Michael Spooner, lead architect on the project, said: "We have designed a building around those who communicate visually, through sign language. Light is incredibly important, and natural light permeates the whole building. The outside of the building is covered in multicoloured ceramic 'brise soleil' that maximises daylight and controls glare, as well as helping the building stay cool. The new building also has very good acoustics, so deaf children can make the most of the hearing they do have.
"Not surprisingly, deaf students are incredibly visual. The building exterior therefore incorporates colour, representing the progression from pre-school to college, as well as texture, resulting in a façade that changes from side-to-side, and depending on the time of day."
The architects have also maximised the open spaces within the academy. Mr Spooner said: "It's hard to communicate in sign language if you can't walk down a corridor side by side because it is not wide enough, or if the rooms are too small to enable a class to all see each other. Deaf children can't sit in rows – they need to see each other to communicate, so they need to sit in semi-circles or horse-shoe shapes.

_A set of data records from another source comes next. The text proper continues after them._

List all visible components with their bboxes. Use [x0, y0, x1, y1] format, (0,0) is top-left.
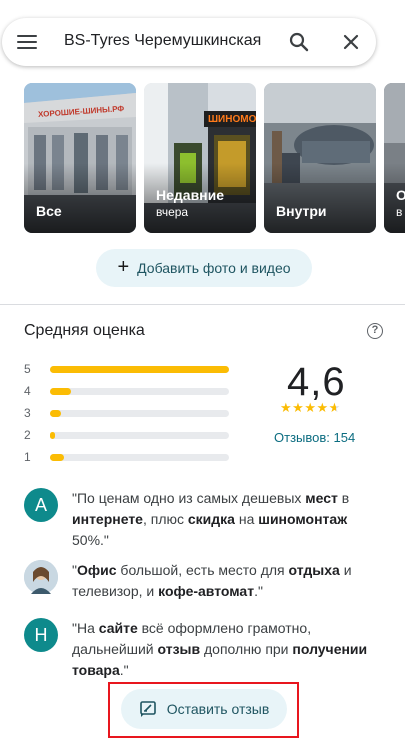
menu-icon[interactable]: [16, 32, 38, 52]
search-bar: BS-Tyres Черемушкинская: [2, 18, 376, 66]
review-snippet-text: "На сайте всё оформлено грамотно, дальне…: [72, 620, 368, 678]
photo-tile-title: Все: [36, 203, 62, 219]
photo-carousel: ХОРОШИЕ-ШИНЫ.РФ Все ШИНОМОНТ Недавние вч…: [0, 83, 405, 233]
photo-tile-recent[interactable]: ШИНОМОНТ Недавние вчера: [144, 83, 256, 233]
rating-bar-label: 1: [24, 450, 31, 464]
plus-icon: +: [117, 256, 130, 278]
photo-tile-all[interactable]: ХОРОШИЕ-ШИНЫ.РФ Все: [24, 83, 136, 233]
rating-bar-track: [50, 454, 229, 461]
rating-bar-track: [50, 388, 229, 395]
rating-bar-fill: [50, 454, 64, 461]
review-snippet[interactable]: A "По ценам одно из самых дешевых мест в …: [24, 488, 384, 552]
search-icon[interactable]: [288, 31, 310, 53]
rating-stars: ★★★★★: [280, 400, 341, 416]
rating-bar-track: [50, 366, 229, 373]
info-icon[interactable]: ?: [367, 323, 383, 339]
star-icon: ★: [292, 400, 305, 415]
photo-tile-subtitle: вчера: [156, 205, 189, 219]
review-snippet-text: "Офис большой, есть место для отдыха и т…: [72, 562, 352, 599]
rating-bar-track: [50, 432, 229, 439]
avatar: [24, 560, 58, 594]
rating-bar-track: [50, 410, 229, 417]
review-snippet[interactable]: H "На сайте всё оформлено грамотно, дальн…: [24, 618, 384, 682]
avatar: A: [24, 488, 58, 522]
rating-bar-fill: [50, 388, 71, 395]
photo-tile-title: Недавние: [156, 187, 225, 203]
star-icon: ★: [304, 400, 317, 415]
rating-bar-label: 4: [24, 384, 31, 398]
rating-bar-fill: [50, 410, 61, 417]
rating-bar-label: 3: [24, 406, 31, 420]
rating-bar-fill: [50, 432, 55, 439]
star-icon: ★: [280, 400, 293, 415]
rating-bar-label: 5: [24, 362, 31, 376]
close-icon[interactable]: [340, 31, 362, 53]
edit-review-icon: [139, 701, 156, 717]
search-input[interactable]: BS-Tyres Черемушкинская: [64, 32, 261, 50]
add-photo-button[interactable]: + Добавить фото и видео: [96, 249, 312, 287]
rating-bar-label: 2: [24, 428, 31, 442]
review-snippet[interactable]: "Офис большой, есть место для отдыха и т…: [24, 560, 384, 604]
average-score: 4,6: [287, 360, 346, 404]
write-review-button[interactable]: Оставить отзыв: [121, 689, 287, 729]
add-photo-label: Добавить фото и видео: [137, 260, 291, 276]
review-snippet-text: "По ценам одно из самых дешевых мест в и…: [72, 490, 350, 548]
rating-section-title: Средняя оценка: [24, 322, 145, 339]
star-icon: ★: [316, 400, 329, 415]
star-half-icon: ★: [328, 400, 341, 415]
photo-tile-more[interactable]: О в: [384, 83, 405, 233]
photo-tile-inside[interactable]: Внутри: [264, 83, 376, 233]
section-divider: [0, 304, 405, 305]
photo-tile-title: О: [396, 187, 405, 203]
reviews-count-link[interactable]: Отзывов: 154: [274, 430, 355, 445]
place-panel: BS-Tyres Черемушкинская ХОРОШИЕ-ШИНЫ.РФ …: [0, 0, 405, 746]
write-review-label: Оставить отзыв: [166, 701, 270, 717]
photo-tile-title: Внутри: [276, 203, 327, 219]
avatar: H: [24, 618, 58, 652]
photo-sign-text: ШИНОМОНТ: [208, 114, 256, 125]
rating-bar-fill: [50, 366, 229, 373]
photo-tile-subtitle: в: [396, 205, 403, 219]
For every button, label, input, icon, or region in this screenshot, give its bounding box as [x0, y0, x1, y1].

"We have also made the interior spaces more fluid and softer, eliminating sharp corners and sudden encounters."
The academy is run by one of Exeter's oldest charities, which has operated since 1827. The new building will enable it to expand its services, improving the lives of deaf people of all ages.
Jonathan Farnhill, chief executive of the Deaf Academy, said: "The new academy will be an inspiring, creative environment which will enable deaf children to thrive and achieve more than they ever felt possible.
"Many of our children come to us with low self-confidence having really struggled previously. This building will stimulate and encourage them to rediscover their enthusiasm and abilities."
Chime, the social enterprise the academy helped establish, will be based on the new site. It delivers audiology services on behalf of the NHS.
It will be joined by other agencies and organisations that work with deaf children and their families.
An application for full planning permission has been submitted to Exeter City Council.